The NGV Architecture Commission is an annual competition that encourages entrants to activate the NGV site by exploring new ideas and demonstrating innovation in material use, fabrication, sustainability and recyclability.
M@ STUDIO’s winning design, a playful hot pink pavilion inspired by a suburban Melbourne car wash, will be installed in the Grollo Equiset Garden in October and will host events, talks, live music and will be available for the general public to live, relax and play.
The structure was based on the dimensions of an actual car wash in Blackburn, in Melbourne’s east, and recontextualises objects of everyday use into an art gallery context.
Built from a lightweight steel body with walls made of layered cricket netting, the car wash consists of five bays covered in pink astro turf, rubberised humps and road markings.
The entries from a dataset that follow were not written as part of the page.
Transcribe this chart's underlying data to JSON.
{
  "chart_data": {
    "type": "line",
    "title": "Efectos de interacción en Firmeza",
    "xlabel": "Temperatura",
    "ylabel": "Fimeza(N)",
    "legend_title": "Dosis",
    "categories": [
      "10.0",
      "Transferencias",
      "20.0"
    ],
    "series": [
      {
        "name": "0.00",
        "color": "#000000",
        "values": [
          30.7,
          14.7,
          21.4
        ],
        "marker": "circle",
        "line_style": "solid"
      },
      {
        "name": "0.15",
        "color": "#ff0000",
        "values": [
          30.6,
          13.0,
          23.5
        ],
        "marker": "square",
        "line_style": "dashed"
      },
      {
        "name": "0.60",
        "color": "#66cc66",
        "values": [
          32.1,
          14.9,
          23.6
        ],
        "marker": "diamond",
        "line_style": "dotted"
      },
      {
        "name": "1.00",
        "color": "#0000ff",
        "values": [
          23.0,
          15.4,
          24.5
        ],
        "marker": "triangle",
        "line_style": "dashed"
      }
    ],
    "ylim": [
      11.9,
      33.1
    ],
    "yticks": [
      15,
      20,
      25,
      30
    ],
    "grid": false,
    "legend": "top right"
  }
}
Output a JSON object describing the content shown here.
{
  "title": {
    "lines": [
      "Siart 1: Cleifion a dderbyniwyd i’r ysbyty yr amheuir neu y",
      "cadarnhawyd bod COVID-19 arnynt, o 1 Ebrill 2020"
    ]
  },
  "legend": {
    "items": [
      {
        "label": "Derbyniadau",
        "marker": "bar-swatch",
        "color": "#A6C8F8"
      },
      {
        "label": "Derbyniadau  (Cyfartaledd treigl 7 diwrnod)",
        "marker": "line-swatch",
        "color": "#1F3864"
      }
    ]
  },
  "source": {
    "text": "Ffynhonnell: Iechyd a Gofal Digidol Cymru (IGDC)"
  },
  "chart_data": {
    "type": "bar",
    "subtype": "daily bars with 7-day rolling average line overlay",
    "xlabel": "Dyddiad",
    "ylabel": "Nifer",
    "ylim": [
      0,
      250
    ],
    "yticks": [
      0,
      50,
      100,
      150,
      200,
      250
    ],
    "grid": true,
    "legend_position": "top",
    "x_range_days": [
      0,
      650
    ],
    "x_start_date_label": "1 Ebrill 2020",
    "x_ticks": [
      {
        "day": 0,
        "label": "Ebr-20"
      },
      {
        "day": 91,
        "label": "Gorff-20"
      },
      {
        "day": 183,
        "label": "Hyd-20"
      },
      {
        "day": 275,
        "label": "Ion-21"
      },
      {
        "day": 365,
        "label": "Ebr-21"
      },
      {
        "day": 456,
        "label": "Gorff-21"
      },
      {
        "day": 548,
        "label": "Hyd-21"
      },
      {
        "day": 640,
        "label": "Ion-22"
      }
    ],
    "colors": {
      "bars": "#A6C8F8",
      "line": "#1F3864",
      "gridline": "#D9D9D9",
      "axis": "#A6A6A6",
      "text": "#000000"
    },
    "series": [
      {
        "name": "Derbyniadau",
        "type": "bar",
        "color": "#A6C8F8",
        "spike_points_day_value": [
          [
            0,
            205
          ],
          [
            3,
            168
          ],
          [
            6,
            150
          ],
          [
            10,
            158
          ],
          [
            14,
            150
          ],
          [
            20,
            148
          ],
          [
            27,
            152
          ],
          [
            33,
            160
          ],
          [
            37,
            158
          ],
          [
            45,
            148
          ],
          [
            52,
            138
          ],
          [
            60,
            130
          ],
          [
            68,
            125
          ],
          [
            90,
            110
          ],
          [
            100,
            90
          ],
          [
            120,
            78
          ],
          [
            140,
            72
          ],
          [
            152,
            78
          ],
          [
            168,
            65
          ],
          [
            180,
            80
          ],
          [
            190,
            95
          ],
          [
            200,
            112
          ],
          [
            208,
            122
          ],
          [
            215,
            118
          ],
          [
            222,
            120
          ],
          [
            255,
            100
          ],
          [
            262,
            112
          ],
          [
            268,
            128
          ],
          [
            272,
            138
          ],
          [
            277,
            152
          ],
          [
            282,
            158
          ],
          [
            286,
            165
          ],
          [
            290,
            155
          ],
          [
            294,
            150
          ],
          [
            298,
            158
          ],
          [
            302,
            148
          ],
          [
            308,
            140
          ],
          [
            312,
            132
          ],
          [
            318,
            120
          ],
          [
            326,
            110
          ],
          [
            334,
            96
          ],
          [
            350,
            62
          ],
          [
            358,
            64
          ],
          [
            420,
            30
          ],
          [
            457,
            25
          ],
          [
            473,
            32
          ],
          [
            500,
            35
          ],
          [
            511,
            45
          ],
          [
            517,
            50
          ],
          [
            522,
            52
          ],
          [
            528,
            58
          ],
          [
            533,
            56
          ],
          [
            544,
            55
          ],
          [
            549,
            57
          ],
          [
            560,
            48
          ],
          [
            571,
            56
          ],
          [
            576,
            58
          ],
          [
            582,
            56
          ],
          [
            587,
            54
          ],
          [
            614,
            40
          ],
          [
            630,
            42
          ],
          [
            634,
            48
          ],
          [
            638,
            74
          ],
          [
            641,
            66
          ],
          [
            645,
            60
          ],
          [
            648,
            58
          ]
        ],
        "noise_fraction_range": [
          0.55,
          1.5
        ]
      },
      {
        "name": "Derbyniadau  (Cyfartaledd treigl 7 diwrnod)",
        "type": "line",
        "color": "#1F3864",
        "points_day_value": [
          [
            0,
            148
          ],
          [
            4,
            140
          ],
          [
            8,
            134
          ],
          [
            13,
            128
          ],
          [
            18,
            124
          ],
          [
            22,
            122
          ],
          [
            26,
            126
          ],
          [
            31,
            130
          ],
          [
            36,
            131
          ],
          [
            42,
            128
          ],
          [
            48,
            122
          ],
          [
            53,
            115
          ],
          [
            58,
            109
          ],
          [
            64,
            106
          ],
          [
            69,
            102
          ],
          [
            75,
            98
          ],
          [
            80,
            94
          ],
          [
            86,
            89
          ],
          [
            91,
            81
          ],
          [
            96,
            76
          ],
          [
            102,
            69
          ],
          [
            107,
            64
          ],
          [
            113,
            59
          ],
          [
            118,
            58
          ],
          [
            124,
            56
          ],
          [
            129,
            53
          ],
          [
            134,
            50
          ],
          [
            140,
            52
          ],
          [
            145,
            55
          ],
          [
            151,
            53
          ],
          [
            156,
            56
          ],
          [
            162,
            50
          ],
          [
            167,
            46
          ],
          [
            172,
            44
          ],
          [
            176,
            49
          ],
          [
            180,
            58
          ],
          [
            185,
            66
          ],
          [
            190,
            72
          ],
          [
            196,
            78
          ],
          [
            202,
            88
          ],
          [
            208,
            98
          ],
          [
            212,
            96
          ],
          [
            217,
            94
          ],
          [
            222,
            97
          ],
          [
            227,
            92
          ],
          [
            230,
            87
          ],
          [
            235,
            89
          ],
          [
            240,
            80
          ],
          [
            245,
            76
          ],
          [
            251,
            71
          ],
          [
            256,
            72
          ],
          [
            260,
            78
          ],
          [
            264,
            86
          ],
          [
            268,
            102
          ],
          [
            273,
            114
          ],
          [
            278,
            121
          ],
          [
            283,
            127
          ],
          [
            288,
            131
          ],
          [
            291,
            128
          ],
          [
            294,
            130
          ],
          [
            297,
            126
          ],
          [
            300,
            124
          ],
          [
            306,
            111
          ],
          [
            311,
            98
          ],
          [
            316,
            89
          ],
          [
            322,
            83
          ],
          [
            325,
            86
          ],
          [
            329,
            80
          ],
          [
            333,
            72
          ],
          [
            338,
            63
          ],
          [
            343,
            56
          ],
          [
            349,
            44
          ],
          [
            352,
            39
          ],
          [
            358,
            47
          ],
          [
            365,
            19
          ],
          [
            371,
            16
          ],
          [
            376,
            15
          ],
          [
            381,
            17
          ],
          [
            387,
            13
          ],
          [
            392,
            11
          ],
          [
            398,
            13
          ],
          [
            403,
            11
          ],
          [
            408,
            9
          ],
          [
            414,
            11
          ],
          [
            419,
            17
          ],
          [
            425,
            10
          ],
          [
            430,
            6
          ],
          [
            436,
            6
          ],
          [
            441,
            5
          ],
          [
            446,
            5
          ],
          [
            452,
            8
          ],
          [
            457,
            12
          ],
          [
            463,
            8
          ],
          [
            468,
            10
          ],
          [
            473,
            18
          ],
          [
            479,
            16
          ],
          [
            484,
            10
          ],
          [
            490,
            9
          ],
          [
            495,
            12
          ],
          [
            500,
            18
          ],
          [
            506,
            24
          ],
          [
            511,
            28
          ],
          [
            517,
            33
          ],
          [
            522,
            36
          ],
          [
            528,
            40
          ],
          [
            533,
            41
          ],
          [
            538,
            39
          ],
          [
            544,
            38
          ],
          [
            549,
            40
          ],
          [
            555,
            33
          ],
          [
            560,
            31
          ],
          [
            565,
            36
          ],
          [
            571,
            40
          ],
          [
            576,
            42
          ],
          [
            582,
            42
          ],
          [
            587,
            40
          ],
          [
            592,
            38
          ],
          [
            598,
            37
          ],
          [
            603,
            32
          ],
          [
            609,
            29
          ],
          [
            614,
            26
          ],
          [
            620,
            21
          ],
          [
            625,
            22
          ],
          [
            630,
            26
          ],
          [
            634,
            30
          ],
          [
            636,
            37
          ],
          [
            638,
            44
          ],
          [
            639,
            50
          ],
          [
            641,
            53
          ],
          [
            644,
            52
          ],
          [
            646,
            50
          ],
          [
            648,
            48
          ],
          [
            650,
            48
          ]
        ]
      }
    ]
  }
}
Two of the bays are draped in red plastic curtains, while another features a mist diffuser to give patrons that refreshing car wash feeling. A glittering translucent “car wash” sign sits atop the installation, which has been evocatively titled “Haven’t you always wanted to run through all that foam at the car lovers?”
M@ STUDIO Architects said that they were “thrilled” their quirky design was selected for the commission from over 90 entries. “Open competitions such as this provide a vital platform for architects to experiment and facilitate public discourse around the broader ideas that motivate the specific design explorations.”
Associate Professor Vivian Mitsogianni, co-director of M@ STUDIO Architects and Deputy Dean and Head of RMIT Architecture and Urban Design, said M@ STUDIO was driven by the desire to experiment and test innovative architectural and design ideas.
“The M@ STUDIO project provided an opportunity to further a series of design practice research projects that have been explored in the School of Architecture and Design at RMIT,” she said.
“This included the series of ideas developed through the Master of Architecture’s design studios run by Dean Boothroyd and Mark Jacques under the banner of Suburban Realism which explore new models for the expression of the civic through urban design in Melbourne’s future outer suburbs. There were combined with ideas that I have been exploring that focus on ‘dematerialisation’ and the ‘uncertain object’.”
The M@ STUDIO competition team consisted of directors Associate Professor Vivian Mitsogianni and Dean Boothroyd (RMIT architecture design tutor), Professor Mark Jacques (Professor of Architecture – Urbanism), Karla Martinez and Cameron Newnham (RMIT Architecture Associate Lecturers), RMIT architecture graduates Thomas Sheehan and Luke Tuckman, and current architecture students Kerry Kounnapisand Leona Dusanovic. “It’s a partnership between architectural practice, RMIT students, graduates and researchers, continuing and industry staff who wanted to experiment and test ideas together,” Mitsogianni said.
“This type of collaboration is in keeping with RMIT architecture’s long standing principles of industry engagement as well as venturous design experimentation that aspires to contribute ideas to the wider public and cultural sphere.”